Beijing-based Sinogene Biotechnology Company and the Yunnan Agricultural University this week announced the successful cloning of the police sniffer dog.
Getting a step forward in the field of genetics, scientists from southwest China’s Yunnan Province have possibly gotten around this second issue by launching a program. The genetics of the dog described as the “Sherlock Holmes of police dogs” (presumably meaning that it’s great at hunting for evidence, rather than possessing a morphine habit and penchant for smoking pipes) will live on in mass-produced form.
According to Chinese state media, the project is already paying off. Beijing-based Sinogene Biotechnology Company and the Yunnan Agricultural University this week announced the successful cloning of the police sniffer dog. The clone, named Kunxun, is already three months old. It is the first step in a plan aimed at “volume production” of similarly cloned police dogs that would presumably lead to reduced training times. The work is supported by the Ministry of Public Security.
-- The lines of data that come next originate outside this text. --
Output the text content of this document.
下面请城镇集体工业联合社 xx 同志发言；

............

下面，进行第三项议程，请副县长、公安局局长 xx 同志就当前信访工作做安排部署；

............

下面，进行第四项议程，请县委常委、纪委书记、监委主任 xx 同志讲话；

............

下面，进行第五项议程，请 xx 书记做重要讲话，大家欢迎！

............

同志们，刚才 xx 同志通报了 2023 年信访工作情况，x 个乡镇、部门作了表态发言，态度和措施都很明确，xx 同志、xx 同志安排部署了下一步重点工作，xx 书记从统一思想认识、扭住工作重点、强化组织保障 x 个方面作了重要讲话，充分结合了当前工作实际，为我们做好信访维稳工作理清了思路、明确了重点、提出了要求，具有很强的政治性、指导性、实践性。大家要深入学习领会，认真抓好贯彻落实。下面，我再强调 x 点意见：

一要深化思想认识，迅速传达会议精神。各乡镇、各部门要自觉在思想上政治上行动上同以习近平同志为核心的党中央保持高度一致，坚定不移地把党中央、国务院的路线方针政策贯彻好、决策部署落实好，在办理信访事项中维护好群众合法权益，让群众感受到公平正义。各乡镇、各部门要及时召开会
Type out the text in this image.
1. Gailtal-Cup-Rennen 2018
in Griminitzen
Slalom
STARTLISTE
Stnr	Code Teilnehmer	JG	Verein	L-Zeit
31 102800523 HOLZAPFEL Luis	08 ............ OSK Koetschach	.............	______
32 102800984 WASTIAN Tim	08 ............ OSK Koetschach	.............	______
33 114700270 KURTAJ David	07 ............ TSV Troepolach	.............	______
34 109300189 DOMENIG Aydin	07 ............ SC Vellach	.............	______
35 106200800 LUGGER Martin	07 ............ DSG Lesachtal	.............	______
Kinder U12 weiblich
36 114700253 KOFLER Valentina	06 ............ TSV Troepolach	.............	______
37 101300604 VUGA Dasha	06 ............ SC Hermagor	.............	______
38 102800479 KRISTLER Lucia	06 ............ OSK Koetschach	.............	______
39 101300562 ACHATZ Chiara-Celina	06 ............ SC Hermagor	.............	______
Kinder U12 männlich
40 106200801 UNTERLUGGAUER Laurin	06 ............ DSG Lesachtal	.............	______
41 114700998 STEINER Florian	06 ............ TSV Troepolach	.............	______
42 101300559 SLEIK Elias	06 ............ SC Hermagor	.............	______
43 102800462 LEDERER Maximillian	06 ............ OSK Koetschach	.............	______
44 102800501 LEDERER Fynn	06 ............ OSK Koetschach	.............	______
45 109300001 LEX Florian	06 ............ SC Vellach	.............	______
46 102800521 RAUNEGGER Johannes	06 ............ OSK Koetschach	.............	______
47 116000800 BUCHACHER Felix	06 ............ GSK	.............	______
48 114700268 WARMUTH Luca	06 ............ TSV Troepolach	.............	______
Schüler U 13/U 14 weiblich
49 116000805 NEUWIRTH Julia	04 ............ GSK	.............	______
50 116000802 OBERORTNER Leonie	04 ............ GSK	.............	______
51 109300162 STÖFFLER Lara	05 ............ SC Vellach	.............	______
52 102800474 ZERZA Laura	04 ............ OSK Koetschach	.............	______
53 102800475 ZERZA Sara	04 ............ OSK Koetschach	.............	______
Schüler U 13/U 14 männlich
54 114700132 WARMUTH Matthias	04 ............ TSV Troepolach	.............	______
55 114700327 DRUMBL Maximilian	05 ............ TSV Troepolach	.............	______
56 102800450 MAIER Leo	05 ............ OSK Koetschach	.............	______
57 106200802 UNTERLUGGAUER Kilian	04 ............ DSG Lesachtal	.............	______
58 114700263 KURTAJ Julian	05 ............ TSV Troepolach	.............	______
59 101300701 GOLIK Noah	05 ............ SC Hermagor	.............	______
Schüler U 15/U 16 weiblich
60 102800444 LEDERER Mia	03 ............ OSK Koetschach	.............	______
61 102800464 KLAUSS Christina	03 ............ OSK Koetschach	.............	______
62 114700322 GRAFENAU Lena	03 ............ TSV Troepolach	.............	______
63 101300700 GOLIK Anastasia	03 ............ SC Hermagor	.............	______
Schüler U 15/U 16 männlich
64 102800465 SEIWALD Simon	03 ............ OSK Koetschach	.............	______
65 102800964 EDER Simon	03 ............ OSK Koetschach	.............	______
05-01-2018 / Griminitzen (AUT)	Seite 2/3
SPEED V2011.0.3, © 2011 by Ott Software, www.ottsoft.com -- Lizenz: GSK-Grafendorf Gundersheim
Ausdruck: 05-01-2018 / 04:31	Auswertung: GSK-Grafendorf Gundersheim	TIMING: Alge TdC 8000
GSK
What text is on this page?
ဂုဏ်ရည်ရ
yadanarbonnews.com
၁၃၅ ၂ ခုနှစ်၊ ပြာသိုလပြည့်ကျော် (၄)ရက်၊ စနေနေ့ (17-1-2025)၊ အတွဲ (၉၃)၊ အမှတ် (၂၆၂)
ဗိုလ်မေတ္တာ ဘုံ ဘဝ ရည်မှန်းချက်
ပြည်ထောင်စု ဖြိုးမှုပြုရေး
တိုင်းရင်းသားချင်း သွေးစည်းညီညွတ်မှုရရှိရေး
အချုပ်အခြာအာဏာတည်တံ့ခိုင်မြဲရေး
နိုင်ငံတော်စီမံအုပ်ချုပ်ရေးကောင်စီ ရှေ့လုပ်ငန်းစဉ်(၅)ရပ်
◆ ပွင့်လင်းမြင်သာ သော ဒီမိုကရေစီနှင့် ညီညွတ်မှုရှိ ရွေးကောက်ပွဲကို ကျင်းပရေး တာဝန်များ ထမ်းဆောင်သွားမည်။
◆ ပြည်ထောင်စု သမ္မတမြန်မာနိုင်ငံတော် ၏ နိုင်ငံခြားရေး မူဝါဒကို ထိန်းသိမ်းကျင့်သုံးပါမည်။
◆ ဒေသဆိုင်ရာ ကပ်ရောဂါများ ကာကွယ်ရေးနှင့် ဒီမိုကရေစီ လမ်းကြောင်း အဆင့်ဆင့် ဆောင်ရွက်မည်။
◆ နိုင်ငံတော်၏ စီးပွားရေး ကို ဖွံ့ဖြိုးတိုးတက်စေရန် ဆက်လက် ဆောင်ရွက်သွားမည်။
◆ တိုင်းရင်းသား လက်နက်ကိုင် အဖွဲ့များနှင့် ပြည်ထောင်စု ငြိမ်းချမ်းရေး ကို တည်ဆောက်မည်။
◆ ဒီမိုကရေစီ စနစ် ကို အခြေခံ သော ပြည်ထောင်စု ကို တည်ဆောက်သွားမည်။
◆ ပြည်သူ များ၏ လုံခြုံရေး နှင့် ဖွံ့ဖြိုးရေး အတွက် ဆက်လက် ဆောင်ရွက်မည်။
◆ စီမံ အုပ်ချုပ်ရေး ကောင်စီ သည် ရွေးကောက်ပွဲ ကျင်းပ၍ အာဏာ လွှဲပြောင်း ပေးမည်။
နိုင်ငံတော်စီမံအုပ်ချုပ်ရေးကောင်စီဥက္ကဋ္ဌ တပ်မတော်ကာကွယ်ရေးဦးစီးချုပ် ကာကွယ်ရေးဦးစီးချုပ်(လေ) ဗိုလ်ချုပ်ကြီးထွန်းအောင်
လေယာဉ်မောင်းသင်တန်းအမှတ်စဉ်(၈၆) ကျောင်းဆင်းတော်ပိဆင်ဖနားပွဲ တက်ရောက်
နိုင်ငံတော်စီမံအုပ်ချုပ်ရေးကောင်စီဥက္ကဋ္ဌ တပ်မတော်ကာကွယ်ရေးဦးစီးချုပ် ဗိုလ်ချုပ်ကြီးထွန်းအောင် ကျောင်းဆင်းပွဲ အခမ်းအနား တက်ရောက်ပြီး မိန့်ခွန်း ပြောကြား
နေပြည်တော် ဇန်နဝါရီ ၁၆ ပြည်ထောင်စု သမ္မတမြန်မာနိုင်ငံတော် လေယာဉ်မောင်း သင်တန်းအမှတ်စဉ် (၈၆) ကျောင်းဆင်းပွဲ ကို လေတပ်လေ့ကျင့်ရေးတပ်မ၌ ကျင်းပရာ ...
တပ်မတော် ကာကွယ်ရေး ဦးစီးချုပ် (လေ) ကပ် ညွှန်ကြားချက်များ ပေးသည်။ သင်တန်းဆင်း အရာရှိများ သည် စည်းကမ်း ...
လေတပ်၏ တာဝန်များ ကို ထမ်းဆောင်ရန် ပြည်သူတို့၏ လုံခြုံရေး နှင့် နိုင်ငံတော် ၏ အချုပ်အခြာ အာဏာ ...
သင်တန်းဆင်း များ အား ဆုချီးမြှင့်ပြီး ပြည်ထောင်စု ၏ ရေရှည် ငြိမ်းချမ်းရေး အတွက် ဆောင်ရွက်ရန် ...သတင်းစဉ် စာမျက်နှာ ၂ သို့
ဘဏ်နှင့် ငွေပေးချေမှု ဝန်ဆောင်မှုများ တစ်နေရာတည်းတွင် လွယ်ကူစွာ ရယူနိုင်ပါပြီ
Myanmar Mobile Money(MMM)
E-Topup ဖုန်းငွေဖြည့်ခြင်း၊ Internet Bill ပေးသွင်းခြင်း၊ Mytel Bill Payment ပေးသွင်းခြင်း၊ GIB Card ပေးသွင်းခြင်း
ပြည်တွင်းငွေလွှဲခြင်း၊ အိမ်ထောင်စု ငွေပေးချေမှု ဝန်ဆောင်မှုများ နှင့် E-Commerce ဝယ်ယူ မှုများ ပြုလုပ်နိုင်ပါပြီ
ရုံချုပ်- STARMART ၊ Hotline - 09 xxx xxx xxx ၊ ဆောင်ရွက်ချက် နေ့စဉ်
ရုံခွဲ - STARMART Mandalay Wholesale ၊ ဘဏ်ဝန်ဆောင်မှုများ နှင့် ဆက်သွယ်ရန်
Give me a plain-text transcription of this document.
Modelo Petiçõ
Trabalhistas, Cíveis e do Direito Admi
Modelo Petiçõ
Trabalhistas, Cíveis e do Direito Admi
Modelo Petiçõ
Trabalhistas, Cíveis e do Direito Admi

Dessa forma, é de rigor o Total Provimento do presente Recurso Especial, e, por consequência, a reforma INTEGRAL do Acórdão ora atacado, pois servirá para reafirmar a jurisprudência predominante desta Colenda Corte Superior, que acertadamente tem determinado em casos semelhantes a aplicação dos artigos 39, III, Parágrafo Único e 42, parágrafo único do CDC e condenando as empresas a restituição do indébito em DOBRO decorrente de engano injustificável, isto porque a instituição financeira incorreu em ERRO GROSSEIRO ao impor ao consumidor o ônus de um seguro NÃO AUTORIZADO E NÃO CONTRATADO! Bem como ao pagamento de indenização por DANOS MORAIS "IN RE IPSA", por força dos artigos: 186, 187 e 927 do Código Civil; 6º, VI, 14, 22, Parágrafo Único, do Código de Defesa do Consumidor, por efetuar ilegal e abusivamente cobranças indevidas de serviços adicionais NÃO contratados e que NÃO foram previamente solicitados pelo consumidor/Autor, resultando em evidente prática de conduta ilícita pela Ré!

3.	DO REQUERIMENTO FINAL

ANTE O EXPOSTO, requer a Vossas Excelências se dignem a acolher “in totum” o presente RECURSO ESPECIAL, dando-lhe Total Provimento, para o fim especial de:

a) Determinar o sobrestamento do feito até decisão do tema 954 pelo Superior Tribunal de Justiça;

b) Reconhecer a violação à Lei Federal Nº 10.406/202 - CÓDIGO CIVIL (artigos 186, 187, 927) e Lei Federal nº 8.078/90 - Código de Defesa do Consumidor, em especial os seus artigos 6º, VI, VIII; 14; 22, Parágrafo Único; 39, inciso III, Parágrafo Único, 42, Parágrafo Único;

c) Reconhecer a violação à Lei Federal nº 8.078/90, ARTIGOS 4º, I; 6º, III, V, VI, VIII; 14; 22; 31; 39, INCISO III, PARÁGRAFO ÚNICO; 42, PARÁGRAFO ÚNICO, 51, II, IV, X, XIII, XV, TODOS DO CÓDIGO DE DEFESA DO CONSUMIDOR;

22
Kunxun will now go through the necessary drug detection, crowd control, and evidence searching training. At around 10 months old, the dog will then graduate to the level of official police dog. Training of a police dog usually takes around five years to complete, a report claims. Police dogs are always a risky investment, since there is no guarantee that a dog will take to the work as hoped for. By cloning a successful police dog the idea is that some of this risk may be mitigated.
As futuristic as the idea of cloning dogs may be, this isn’t unprecedented. The world’s first cloned dog was created by South Korea in 2005. Since then, cloning has been used for both official and consumer purposes. One of the most dystopian and Black Mirror-like of these scenarios was the revelation by singer Barbra Streisand that she keeps the same pet pooch by cloning it over again and again.